On https://dbsplab.fun, this is implemented in Javascript this way:

/*
    Tools to send a vt query and wait for the file to be ready.
    Requires jQuery.
*/

function buf2hex(buffer) { // buffer is an ArrayBuffer
    return Array.prototype.map.call(new Uint8Array(buffer), x => ('00' + x.toString(16)).slice(-2)).join('');
}

async function vt_hash(q, prefix='H') {
    var crypto_ = window.crypto || window.msCrypto; // for IE 11
    // Watchout, this is not the same hash as used by the vt-server, this is just for internal use.
    // Also watchout, in some Chrome version, this only works over HTTPS.
    return prefix+buf2hex(crypto_.subtle.digest('SHA-1', JSON.stringify(q)));
}

function createArray(len, itm) {
    var arr = [];
    while(len > 0) {
        arr.push(itm);
        len--;
    }
    return arr;
}

function vt(q, success_cb, error_cb) {
    // q
    //     Is the query as a javascript object
    // success_cb(url)
    //     A callback that will receive a string that is the URL
    //     of the processed sound file
    // error_cb(msg)
    //     Receives a string with details about the error

    // We keep a list of queries to make sure they're not taking for ever...
    if(typeof vt.qt==='undefined')
        vt.qt = {};
    var h = vt_hash(q);
    if(!(h in vt.qt))
        vt.qt[h] = Date.now()
    else if(Date.now-vt.qt[h]>20000) {
        error_cb("It is taking way too long for the server to respond... maybe it's offline?");
        return false;
    }

    $.post({
        url: '/ajax/vt.php',
        data: q,
        timeout: 5000,
        success: function(data) {
            try{
                data = JSON.parse(data);
            } catch(err) {
                error_cb("Couldn't understand the response of the server...: "+data);
                return false;
            }

            if(data['success']) {
                if(data['message']=='wait') {
                    setTimeout(function(){ vt(q, success_cb, error_cb); }, 1000);
                    return false;
                } else {
                    delete vt.qt[h];
                    return success_cb(data['message']);
                }
            } else {
                return error_cb(data['message']);
            }
        },
        error: function(jqXHR, textStatus, errorThrown){
            if(textStatus=='timeout') {
                setTimeout(function(){ vt(q, success_cb, error_cb); }, 1000);
                return false;
            } else if(jqXHR.status == 403) {
                // Looks like we didn't get permission...
                error_cb("It seems you do not have permission to run this query.");
            }
            else
                error_cb("An error occured while processing the sounds: "+errorThrown);
        }
    });
}

function vt_multi(qs, success_cb, error_cb) {
    // Same as `vt` but qs is an array of queries.

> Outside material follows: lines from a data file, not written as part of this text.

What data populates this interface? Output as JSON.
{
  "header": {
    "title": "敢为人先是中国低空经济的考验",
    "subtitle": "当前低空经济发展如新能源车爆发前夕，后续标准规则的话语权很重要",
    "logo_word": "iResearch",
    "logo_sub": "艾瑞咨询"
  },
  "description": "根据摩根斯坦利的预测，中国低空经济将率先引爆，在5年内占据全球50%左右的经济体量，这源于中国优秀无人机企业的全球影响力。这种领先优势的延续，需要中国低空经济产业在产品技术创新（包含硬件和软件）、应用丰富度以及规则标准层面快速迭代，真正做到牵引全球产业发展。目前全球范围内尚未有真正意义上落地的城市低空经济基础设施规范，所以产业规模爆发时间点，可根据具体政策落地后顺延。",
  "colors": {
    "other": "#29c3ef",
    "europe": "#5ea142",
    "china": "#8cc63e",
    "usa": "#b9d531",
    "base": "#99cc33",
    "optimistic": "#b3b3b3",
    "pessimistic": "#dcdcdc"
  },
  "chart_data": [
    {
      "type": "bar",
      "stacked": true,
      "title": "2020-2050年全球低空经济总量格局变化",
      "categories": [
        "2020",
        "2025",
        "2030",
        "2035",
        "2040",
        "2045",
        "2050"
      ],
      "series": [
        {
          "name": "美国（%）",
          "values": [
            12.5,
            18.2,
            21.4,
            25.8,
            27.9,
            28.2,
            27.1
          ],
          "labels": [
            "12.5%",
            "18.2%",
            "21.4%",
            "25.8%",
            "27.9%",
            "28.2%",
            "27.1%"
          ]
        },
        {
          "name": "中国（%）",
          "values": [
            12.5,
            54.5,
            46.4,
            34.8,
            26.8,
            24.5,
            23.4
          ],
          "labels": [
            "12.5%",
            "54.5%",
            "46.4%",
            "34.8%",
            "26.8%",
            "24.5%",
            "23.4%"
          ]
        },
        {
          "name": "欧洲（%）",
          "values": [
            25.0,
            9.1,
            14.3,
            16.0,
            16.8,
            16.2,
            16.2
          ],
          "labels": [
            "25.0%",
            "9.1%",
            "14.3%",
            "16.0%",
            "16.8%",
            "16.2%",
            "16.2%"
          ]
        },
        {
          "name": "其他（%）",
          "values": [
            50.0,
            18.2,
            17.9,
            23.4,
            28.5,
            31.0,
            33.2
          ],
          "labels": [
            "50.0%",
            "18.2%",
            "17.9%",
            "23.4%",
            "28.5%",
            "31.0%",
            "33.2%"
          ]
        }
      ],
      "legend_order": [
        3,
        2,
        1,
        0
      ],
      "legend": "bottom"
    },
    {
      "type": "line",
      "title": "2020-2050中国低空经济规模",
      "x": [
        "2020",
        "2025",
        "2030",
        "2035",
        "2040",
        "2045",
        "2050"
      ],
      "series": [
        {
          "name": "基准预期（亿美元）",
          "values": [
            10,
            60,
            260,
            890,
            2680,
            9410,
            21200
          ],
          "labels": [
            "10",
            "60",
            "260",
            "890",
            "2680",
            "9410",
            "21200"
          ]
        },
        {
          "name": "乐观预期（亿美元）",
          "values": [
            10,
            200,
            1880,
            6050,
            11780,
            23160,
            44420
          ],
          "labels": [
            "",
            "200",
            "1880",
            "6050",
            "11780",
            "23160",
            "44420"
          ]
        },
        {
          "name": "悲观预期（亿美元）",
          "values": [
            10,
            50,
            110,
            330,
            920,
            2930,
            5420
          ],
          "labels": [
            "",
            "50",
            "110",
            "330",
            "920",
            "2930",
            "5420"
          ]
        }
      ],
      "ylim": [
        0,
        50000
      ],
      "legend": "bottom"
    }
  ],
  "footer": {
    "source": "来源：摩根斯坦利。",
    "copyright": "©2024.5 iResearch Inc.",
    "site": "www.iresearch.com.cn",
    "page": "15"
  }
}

The success callback is called
    // when all queries are completed and it receives an array of results.

    if(typeof vt_multi.qs==='undefined')
        vt_multi.qs = {};

    var h = vt_hash(qs, 'M');

    vt_multi.qs[h] = createArray(qs.length, null);

    qs.forEach(function(q, i){
        vt(
            q,
            function(msg){
                vt_multi.qs[h][i] = msg;
                for(var m of vt_multi.qs[h])
                {
                    if(m===null)
                        return false;
                }
                success_cb(vt_multi.qs[h]);
                delete vt_multi.qs[h];
            },
            error_cb
        )
    });

}

Note that these Javascript functions do not interface directly with the server, instead they interface with /ajax/vt.php, which is a wrapper for the PHP client. It is checking that the query is authorized before sending it to the VT Server.